Interessant war jedenfalls auch, wie ausführlich sich Janet Yellen in der Pressekonferenz zur Dollarentwicklung und ihrer Bedeutung geäußert hat. Traditionell hält sich die Federal Reserve zum Dollar eher zurück. Der Dollar gehört zum Verantwortungsbereich des US Schatzamtes. Die Federal Reserve hat nur Verantwortung für die Geldpolitik. Yellen sagte, dass das FOMC internationalen Entwicklungen große Aufmerksamkeit gewidmet hätte. Man ginge davon aus, dass die Nettoexporte eine spürbare Bremswirkung auf die US Wirtschaft haben werden, aber die private Binnennachfrage als hinreichend stark eingeschätzt würde, dies auszugleichen. Federal Reserve Vize-Chair Stanley Fischer sagte hierzu vor kurzem, die neue Geldpolitik der EZB würde unter dem Strich auch dem US Exportgeschäft helfen. Die Wirkung der durch den Dollaranstieg verlorenen Preiswettbewerbsfähigkeit würden durch ein schnelleres Wachstum in Europa mehr als ausgeglichen werden. Auch das halte ich für eine sehr mutige Einschätzung, sofern man nicht in Europa auch zu einer anderen Fiskalpolitik findet, die das Wachstum wirklich unterstützt.

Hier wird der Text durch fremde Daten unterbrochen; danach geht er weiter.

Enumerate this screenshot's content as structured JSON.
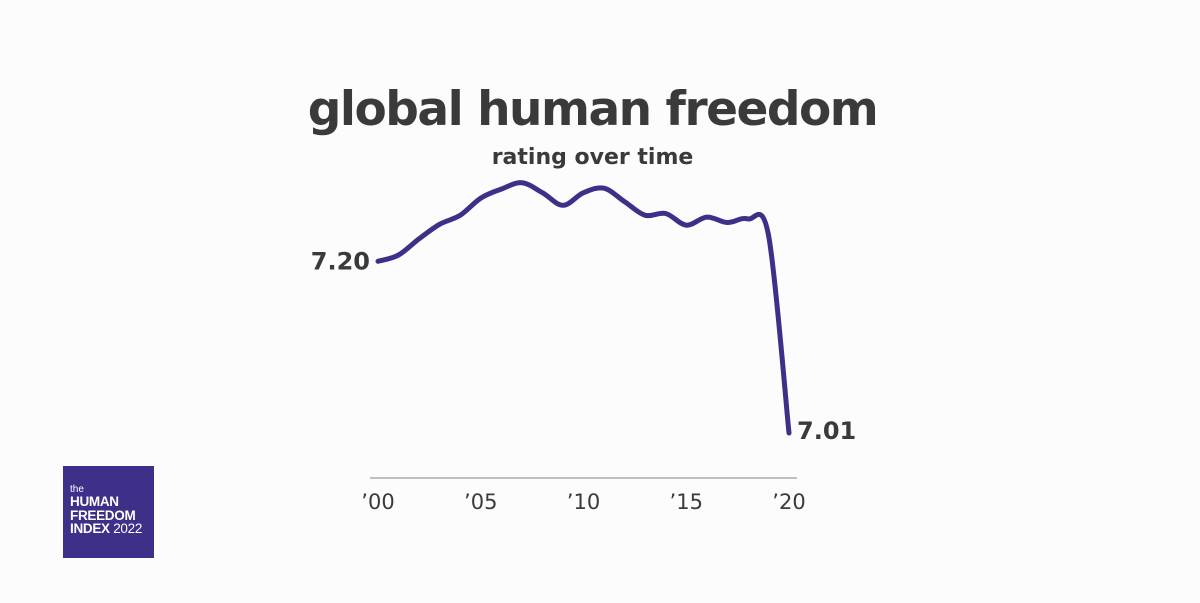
{
  "header": {
    "title": "global human freedom",
    "subtitle": "rating over time"
  },
  "logo": {
    "prefix": "the",
    "line1": "HUMAN",
    "line2": "FREEDOM",
    "line3": "INDEX",
    "year": "2022"
  },
  "colors": {
    "line": "#3e2f88",
    "text": "#3a3a3c",
    "axis": "#9a9a9a",
    "logo_bg": "#3e2f88"
  },
  "chart_data": {
    "type": "line",
    "title": "global human freedom",
    "subtitle": "rating over time",
    "xlabel": "",
    "ylabel": "",
    "x": [
      2000,
      2001,
      2002,
      2003,
      2004,
      2005,
      2006,
      2007,
      2008,
      2009,
      2010,
      2011,
      2012,
      2013,
      2014,
      2015,
      2016,
      2017,
      2018,
      2019,
      2020
    ],
    "series": [
      {
        "values": [
          7.2,
          7.207,
          7.225,
          7.241,
          7.251,
          7.27,
          7.28,
          7.287,
          7.276,
          7.262,
          7.276,
          7.281,
          7.266,
          7.251,
          7.253,
          7.24,
          7.249,
          7.243,
          7.247,
          7.229,
          7.01
        ]
      }
    ],
    "xticks": [
      "’00",
      "’05",
      "’10",
      "’15",
      "’20"
    ],
    "xtick_values": [
      2000,
      2005,
      2010,
      2015,
      2020
    ],
    "start_label": "7.20",
    "end_label": "7.01",
    "xlim": [
      2000,
      2020
    ],
    "ylim": [
      7.0,
      7.3
    ],
    "grid": false,
    "legend": "none"
  }
}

Für realistischer halte ich es leider, dass sich die Wechselkurswirkungen der EZB Geldpolitik als reines Nullsummenspiel entpuppen werden: In der Eurozone bedeuten sie zwar eine leichte Wachstumsunterstützung, in den USA lösen sie aber entsprechende Bremswirkungen aus. Beide Zentralbanken sind heute sehr optimistisch, was die Wirtschaftserholung angeht. Meines Erachtens könnten beide enttäuscht werden. Die Finanzmärkte wurden jedenfalls bis auf weiteres bei guter Laune gehalten.